推论：CCR 的架构依赖是GitHub 的代码拉取 + Claude.ai 账户身份 + 企业 policy 审批——不是独立的容器拉起，而是 GitHub integration + Anthropic 侧的运行时。这是一个 SaaS 集成，不是纯技术隔离。

启动一个 remote agent

// AgentTool.tsx 第 433-457 行
if (effectiveIsolation === 'remote') {
  const eligibility = await checkRemoteAgentEligibility()
  if (!eligibility.eligible) {
    const reasons = eligibility.errors.map(formatPreconditionError).join('\n')
    throw new Error(`Cannot launch remote agent:\n${reasons}`)
  }

  const { sessionId, taskId, ... } = registerRemoteAgentTask({
    remoteTaskType: 'remote-agent',
    // ...
  })
  // ...
}

启动后用户可以通过 getRemoteTaskSessionUrl(sessionId) 拿到一个 URL 看这个 agent 跑得怎样（在 claude.ai 上）。

Remote 的三个关键属性

永远 run_in_background: true——CCR 是异步的，主 agent 不等
独立 session——remote agent 有自己的 sessionId，脱离主 agent 的 transcript
通过 WebSocket 回传——remote/SessionsWebSocket.ts + remote/RemoteSessionManager.ts——主 agent 通过 WS 拿到子 agent 的进度和结果

这不是一个 exec-and-wait 模式，是消息驱动的分布式 agent 架构。

Bash 的进程级沙箱

和 isolation 正交的一层：Bash 工具本身的进程隔离。依赖外部 NPM 包 @anthropic-ai/sandbox-runtime。

macOS: Seatbelt (sandbox-exec)

Apple 内置的 sandbox-exec（Seatbelt）
写入权限限于 cwd 和 /tmp
网络默认拒绝，显式开启后按 host 过滤
零安装开销，macOS 出厂就有

Linux: bwrap + seccomp + socat

三个独立依赖（源码 SandboxDependenciesTab.tsx）：

apt install bubblewrap      # bwrap：文件系统隔离（不是 Docker，更轻量）
apt install socat            # socat：网络代理，做 per-host 允许/拒绝
npm install -g @anthropic-ai/sandbox-runtime   # 提供 seccomp BPF 过滤器

seccomp BPF 是关键——不装就有漏洞。源码 diagnostic 里明说：

seccomp filter: not installed (required to block unix domain sockets)

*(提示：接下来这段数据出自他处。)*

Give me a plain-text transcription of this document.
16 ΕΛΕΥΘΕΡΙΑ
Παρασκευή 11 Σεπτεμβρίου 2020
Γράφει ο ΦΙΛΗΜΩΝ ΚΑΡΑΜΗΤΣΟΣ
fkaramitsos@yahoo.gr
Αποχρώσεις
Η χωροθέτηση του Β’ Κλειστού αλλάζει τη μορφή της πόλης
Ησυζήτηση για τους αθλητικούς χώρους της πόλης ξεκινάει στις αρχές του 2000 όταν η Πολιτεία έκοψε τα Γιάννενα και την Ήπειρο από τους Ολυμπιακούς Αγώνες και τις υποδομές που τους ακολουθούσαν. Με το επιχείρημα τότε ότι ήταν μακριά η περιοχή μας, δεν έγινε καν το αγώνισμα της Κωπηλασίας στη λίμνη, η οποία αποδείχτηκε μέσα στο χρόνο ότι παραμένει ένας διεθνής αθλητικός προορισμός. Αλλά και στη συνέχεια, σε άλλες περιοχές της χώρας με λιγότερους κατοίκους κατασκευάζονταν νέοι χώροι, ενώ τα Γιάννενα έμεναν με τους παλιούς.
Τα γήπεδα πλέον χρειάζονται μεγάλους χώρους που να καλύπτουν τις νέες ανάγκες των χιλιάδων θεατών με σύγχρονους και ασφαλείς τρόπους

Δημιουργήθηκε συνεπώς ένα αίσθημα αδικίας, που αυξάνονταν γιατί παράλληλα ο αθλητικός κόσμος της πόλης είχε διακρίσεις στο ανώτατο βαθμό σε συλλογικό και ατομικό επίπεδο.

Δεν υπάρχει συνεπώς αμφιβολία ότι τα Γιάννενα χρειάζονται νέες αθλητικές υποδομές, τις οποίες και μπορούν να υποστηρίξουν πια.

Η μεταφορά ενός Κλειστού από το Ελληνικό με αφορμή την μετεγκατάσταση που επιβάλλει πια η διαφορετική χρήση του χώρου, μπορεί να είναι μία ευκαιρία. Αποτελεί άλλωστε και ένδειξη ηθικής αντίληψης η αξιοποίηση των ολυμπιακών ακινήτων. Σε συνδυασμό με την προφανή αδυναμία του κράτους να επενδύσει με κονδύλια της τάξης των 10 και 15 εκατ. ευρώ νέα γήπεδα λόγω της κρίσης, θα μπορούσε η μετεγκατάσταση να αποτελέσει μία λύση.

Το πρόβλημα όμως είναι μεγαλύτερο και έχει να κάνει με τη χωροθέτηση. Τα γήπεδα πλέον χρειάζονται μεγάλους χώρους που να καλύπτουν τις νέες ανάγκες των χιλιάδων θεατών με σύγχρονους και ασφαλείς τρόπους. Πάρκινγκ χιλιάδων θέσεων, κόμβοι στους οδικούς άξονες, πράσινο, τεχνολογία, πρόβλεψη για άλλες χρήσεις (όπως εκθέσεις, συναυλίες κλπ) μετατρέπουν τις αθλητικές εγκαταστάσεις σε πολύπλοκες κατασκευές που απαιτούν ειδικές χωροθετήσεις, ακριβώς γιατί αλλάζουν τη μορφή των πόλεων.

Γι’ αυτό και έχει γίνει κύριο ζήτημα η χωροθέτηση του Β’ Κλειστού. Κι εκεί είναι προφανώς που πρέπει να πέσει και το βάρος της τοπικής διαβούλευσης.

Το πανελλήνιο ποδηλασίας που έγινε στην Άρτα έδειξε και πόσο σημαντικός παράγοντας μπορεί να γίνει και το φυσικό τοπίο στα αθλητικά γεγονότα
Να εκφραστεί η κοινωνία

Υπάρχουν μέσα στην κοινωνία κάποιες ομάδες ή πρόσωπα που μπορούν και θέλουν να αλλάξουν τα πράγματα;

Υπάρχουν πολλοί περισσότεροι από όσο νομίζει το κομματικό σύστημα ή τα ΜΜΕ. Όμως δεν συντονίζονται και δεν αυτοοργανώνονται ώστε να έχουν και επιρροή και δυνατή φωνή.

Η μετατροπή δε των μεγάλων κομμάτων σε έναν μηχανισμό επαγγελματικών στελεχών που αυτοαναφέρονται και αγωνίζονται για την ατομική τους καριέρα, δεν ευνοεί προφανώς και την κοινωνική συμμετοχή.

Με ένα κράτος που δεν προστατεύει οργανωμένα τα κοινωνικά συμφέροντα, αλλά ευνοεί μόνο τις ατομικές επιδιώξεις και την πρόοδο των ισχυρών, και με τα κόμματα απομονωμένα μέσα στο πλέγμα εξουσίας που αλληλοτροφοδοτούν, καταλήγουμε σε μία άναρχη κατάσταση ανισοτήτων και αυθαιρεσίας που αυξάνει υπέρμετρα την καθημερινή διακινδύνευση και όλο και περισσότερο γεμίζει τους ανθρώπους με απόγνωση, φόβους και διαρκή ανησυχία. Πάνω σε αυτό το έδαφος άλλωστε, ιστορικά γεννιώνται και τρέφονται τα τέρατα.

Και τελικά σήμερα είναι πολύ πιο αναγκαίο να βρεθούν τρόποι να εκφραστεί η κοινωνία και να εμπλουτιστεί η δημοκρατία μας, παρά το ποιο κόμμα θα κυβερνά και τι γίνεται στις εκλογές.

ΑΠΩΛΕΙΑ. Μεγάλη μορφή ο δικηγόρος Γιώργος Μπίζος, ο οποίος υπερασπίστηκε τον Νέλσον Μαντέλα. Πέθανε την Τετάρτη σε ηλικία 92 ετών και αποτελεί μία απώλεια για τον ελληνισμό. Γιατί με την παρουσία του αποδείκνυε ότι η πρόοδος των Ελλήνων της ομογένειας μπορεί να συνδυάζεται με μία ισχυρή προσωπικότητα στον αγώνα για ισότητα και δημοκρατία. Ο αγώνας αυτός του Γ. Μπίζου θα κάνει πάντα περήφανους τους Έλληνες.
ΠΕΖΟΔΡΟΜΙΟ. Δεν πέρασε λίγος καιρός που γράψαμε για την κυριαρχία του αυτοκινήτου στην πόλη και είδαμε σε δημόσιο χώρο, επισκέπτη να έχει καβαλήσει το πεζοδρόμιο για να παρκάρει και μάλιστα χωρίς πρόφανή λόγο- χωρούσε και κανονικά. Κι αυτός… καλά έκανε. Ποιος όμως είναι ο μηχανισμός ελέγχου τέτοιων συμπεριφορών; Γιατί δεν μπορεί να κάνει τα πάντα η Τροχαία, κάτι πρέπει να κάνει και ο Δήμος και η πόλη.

不装 seccomp，攻击者可以通过 unix domain socket 绕过 bwrap 的网络限制。

Windows: 无沙箱

tools/PowerShellTool/PowerShellTool.tsx 第 208 行：

On Windows native, sandbox is unavailable (bwrap/sandbox-exec are POSIX-only)

Windows 版 Claude Code 没有进程级沙箱。权限系统 + deny-list + hooks 是唯一的保护层。

这是一个真实的部署决策维度：

macOS 开发者：有内核沙箱，可以信心地开 permissive mode
Linux 开发者：装完三个依赖后有沙箱；没装的裸跑
Windows 开发者：必须依赖 permission 策略——沙箱拦不住

源码里有完整的 SandboxDoctorSection / SandboxDependenciesTab UI 组件，教用户装依赖——这说明 Anthropic 真在把沙箱的诊断和引导做成产品级功能，而不是只给开发者看 error。

`@anthropic-ai/sandbox-runtime` 是独立 NPM 包

这是一个独立的 NPM 包，claude-code/utils/sandbox/sandbox-adapter.ts 只是一层 adapter。包的职责：

提供跨平台的 SandboxManager 抽象（同一 API 跑 Seatbelt / bwrap）
解析 SandboxRuntimeConfig（settings.json 的 sandbox 配置）
管理 SandboxViolationStore（违规事件的持久化）
统一 SandboxAskCallback（询问用户的回调）

给自研 agent 的启示：沙箱能力应该抽象到一个独立包。沙箱规则随 OS / kernel 版本 / 政策变化非常快，把它圈进一个包能独立迭代，主产品不用跟着发版。

Path Pattern 在沙箱里的含义

前面在权限系统讲过 4 种 path pattern（//path / /path / ~/path / ./path）。在沙箱里这些 pattern 的实际作用：

//path → 文件系统绝对路径，例如 //tmp 允许访问 /tmp
/path → 相对于 settings 文件目录——settings.json 在 /home/me/proj/.claude/，/data 展开为 /home/me/proj/.claude/data
~/path → HOME 展开
./path → 相对 cwd

这些被 resolvePathPatternForSandbox（utils/sandbox/sandbox-adapter.ts）转成 sandbox-runtime 能理解的绝对路径，然后写进 bwrap / seatbelt 的 rule file。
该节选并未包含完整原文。